A few years ago the USPTO made it possible for the owner of a Madrid Protocol trademark registration to do the same thing. A single TEAS form permits the owner to do a combined Section 71 and 15 filing.
The combined 8 and 15 form has only a single window of time during which it might save money for a trademark owner, and that is during the 5-to-6-year window after the registration date. After that window has closed, there will never again be a time when that trademark owner can make good use of the combined 8 and 15 form. After that window has closed, the trademark owner seeking incontestability would have to file a standalone Section 15 filing.

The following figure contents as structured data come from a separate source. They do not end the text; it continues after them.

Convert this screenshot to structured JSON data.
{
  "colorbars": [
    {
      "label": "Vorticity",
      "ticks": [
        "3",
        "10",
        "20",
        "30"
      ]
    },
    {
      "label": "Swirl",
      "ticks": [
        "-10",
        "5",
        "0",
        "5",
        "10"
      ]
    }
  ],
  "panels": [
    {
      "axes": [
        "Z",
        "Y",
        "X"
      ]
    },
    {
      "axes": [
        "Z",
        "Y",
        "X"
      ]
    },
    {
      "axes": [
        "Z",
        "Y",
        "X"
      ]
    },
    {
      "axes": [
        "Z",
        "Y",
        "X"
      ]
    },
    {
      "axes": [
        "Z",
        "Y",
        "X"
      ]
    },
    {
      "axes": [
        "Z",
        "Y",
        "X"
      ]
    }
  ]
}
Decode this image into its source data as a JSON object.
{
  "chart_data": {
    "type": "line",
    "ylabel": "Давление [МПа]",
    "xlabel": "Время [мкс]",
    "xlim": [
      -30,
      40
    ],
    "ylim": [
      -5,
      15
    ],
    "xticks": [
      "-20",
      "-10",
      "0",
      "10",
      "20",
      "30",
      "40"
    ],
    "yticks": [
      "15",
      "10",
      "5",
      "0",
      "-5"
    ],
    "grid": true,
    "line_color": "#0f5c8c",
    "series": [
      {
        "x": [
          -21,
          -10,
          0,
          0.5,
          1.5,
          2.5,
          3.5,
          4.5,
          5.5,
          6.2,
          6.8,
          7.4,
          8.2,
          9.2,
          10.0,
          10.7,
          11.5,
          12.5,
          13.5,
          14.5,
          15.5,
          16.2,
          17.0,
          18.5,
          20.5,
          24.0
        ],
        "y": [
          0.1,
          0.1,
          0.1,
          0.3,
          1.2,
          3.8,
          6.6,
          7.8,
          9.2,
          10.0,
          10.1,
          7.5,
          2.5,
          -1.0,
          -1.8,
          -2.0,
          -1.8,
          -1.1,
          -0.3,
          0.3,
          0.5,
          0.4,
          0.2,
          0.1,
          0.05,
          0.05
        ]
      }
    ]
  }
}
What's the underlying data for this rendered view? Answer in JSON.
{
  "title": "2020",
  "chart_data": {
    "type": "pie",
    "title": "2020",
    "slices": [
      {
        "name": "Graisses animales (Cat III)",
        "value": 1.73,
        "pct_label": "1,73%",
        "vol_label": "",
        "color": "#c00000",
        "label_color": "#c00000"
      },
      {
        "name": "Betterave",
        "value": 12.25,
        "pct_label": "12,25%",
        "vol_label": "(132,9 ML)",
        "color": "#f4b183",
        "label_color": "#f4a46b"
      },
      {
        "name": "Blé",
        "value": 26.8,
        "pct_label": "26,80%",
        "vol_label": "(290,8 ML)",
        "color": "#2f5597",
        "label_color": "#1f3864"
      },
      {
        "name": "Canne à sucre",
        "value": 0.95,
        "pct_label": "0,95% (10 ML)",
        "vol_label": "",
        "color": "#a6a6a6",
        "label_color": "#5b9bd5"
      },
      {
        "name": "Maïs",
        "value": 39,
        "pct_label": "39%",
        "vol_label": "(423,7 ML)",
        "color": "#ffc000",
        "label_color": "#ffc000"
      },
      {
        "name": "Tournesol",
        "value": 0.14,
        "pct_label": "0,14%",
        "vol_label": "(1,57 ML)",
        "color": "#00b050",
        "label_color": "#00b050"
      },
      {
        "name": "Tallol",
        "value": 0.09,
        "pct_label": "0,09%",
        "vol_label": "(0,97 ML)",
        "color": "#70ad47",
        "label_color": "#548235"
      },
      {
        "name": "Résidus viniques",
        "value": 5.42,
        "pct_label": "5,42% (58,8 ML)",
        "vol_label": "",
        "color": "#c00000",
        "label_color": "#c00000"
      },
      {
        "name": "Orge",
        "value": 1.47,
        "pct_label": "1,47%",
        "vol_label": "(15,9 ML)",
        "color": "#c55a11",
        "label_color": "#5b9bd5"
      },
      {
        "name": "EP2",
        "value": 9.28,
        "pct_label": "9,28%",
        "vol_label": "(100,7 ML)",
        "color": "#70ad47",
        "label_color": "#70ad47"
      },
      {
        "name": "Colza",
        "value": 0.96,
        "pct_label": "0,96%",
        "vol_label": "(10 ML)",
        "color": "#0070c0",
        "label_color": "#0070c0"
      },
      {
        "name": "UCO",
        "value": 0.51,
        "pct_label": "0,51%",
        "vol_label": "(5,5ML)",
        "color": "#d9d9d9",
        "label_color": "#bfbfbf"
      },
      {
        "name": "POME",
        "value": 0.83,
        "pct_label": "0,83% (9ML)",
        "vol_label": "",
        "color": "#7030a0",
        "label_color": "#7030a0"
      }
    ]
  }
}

The combined 71 and 15 form, interestingly, has many windows of time during which it might save money for a trademark owner. Yes it can save money when filed during the 5-to-6-year window. But it can also save money when filed during the 9-to-10-year window, and so on for later decades.
Which brings us to the point of this blog post. It turns out that the combined 71 and 15 form in the TEAS system is defective. It sometimes forces the filer to pay a grace period fee even if the filing is not within the grace period.
There are two workarounds for this problem.
A first workaround is to file the Section 71 TEAS form by itself. And then as a separate matter to file the Section 15 TEAS form by itself.
A second workaround is to go ahead and file the combined Section 71 and 15 TEAS form, paying the unnecessary grace period fee. And then in the miscellaneous statement field, type in a request that USPTO refund the grace period fee.
One drawback to the first workaround is that it forces a client to negotiate and e-sign not one but two TEAS forms. A related drawback is that the practitioner will have to spend all of the time involved to carry out two TEAS filings, for a client that was promised that the combined 71-and-15 filing would have a professional fee no greater than the professional fee for a standalone Section 71 filing.
A drawback to the second workaround is having to docket to check for USPTO refunding the wrongly collected grace period fee, and perhaps having to badger the USPTO about it repeatedly until the USPTO got around to refunding that fee.
A source at the USPTO says it is planned to correct this defect in the 71-and-15 TEAS form in a July 2015 release of TEAS.